July 2026
4 mins read
When Data Speaks, Who Decides?
Data has never been more abundant, yet good decisions remain stubbornly human. The real competitive advantage lies not in collecting information, but interpreting it wisely.

In most modern boardrooms, decisions do not begin with debate; they begin with a dashboard. Screens glow with real-time KPIs, and every movement of a customer, product, or process is instantly quantified and visualised. On the surface, it feels like control. It feels like clarity.
And yet, it often is not. Because when data speaks, the real question is: who decides?
Leaders today are surrounded by more information than at any point in history, but that abundance has not made decisions easier. If anything, it has made them harder, sometimes even overwhelming. As American social scientist Herbert Simon famously observed, “A wealth of information creates a poverty of attention.” What once sounded like a theoretical caution now feels like an everyday reality.
The problem is not a lack of data. It is what we have come to do with it.
Metrics Without Meaning
Dashboards were originally designed to simplify complexity. Over time, they have done the opposite. Layer by layer, metric by metric, they have evolved into dense systems that demand constant attention. Instead of guiding decisions, they often crowd them out.

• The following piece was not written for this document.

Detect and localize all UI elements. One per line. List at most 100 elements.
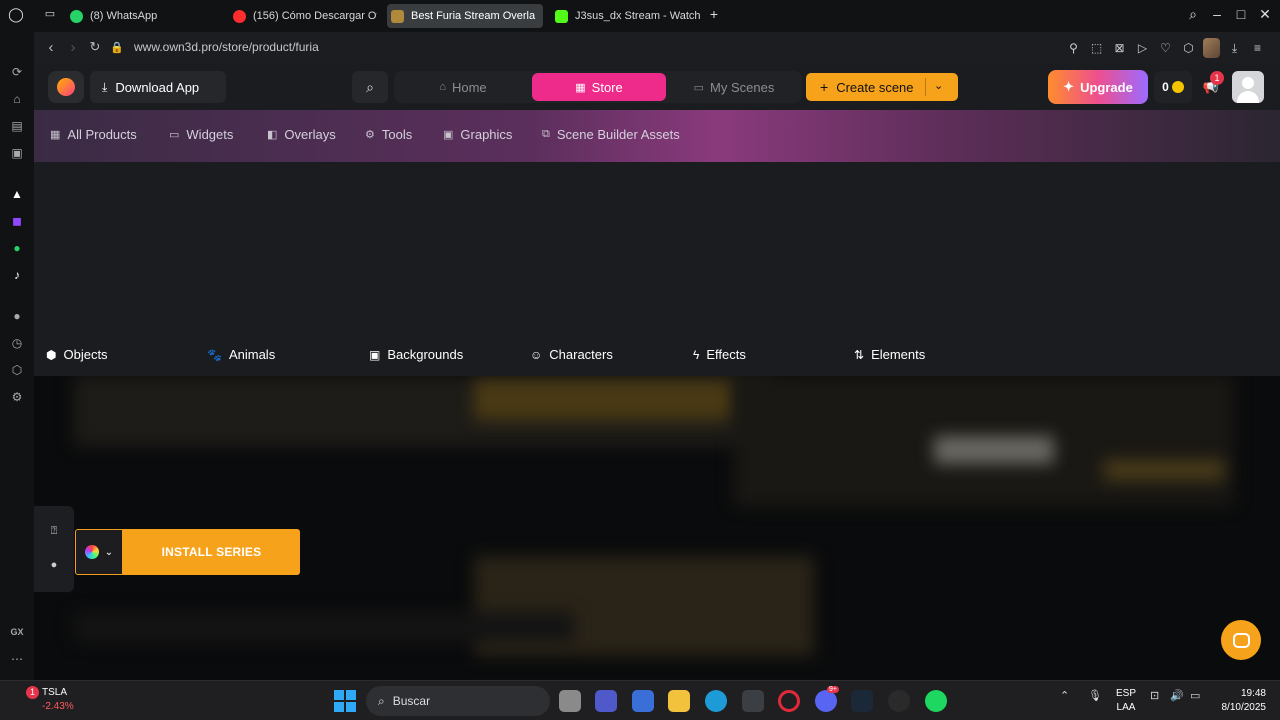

I have seen this up close while building reports, writing SQL queries, and designing dashboards meant to make decision-making easier. What stood out was not just how much data we had, but how often it left people circling back to the same question: “So, what does this actually mean?”
Because dashboards are very good at telling us what is happening.
They are far less effective at explaining why.
A spike in user activity looks like growth, until you realise it was driven by confusion and not engagement. A dip in retention looks like a crisis, until you uncover a natural seasonal shift. Numbers, in isolation, manage to be both precise and misleading at the same time.
As British statistician George Box put it, “All models are wrong, but some are useful.” The risk lies in forgetting the first half.
From Data-Driven to Data-Dependent
Somewhere along the way, “data-driven” quietly became “data-dependent.” Decisions began orbiting metrics, often at the cost of intuition, context and experience. But the best decisions have never been purely numerical; in fact, they are acts of interpretation.
There is a certain rhythm to this process:
Numbers may whisper, numbers may shout,
But meaning is what we must figure out.
In charts we trust, in graphs we see,
Yet truth still needs humanity.
That missing layer — human judgment — is where direction begins.
Take something as simple as a drop in customer retention. It shows up instantly on a dashboard. At first glance, it looks like a clear problem.
But then the questions begin.
Is it the product experience? Is it pricing? Is it something breaking in onboarding? Or is it something harder to measure, like trust quietly eroding over time?
The dashboard does not answer that. It cannot.
Bridging this gap — from signal to understanding — is still a human effort.
And maybe that is where the real shift is happening. The role of data is no longer just about reporting numbers. It is about making sense of them. About connecting dots, asking better questions, and turning scattered signals into decisions that actually move the business forward.
The Discipline to Ignore
This also requires something we do not talk about enough: the discipline to ignore.
When everything is measurable, not everything is meaningful. Adding more metrics does not always bring more clarity; often, it does the opposite. The real skill lies in knowing what to focus on, and having the confidence to let the rest go.
Peter Drucker once said, “What gets measured gets managed.” That still holds true. But today, it feels incomplete. Because in practice, what gets understood is what actually drives change.
The organisations that will stand out in the coming years will not be the ones with the most data lakes. They will be the ones that can make sense of the water — those that can cut through the noise, sit with ambiguity, and balance analytical rigour with human instinct.
Ultimately, dashboards do not make decisions. People do.
And while data can illuminate the path, it is judgement — shaped by context and experience — that decides where the path leads.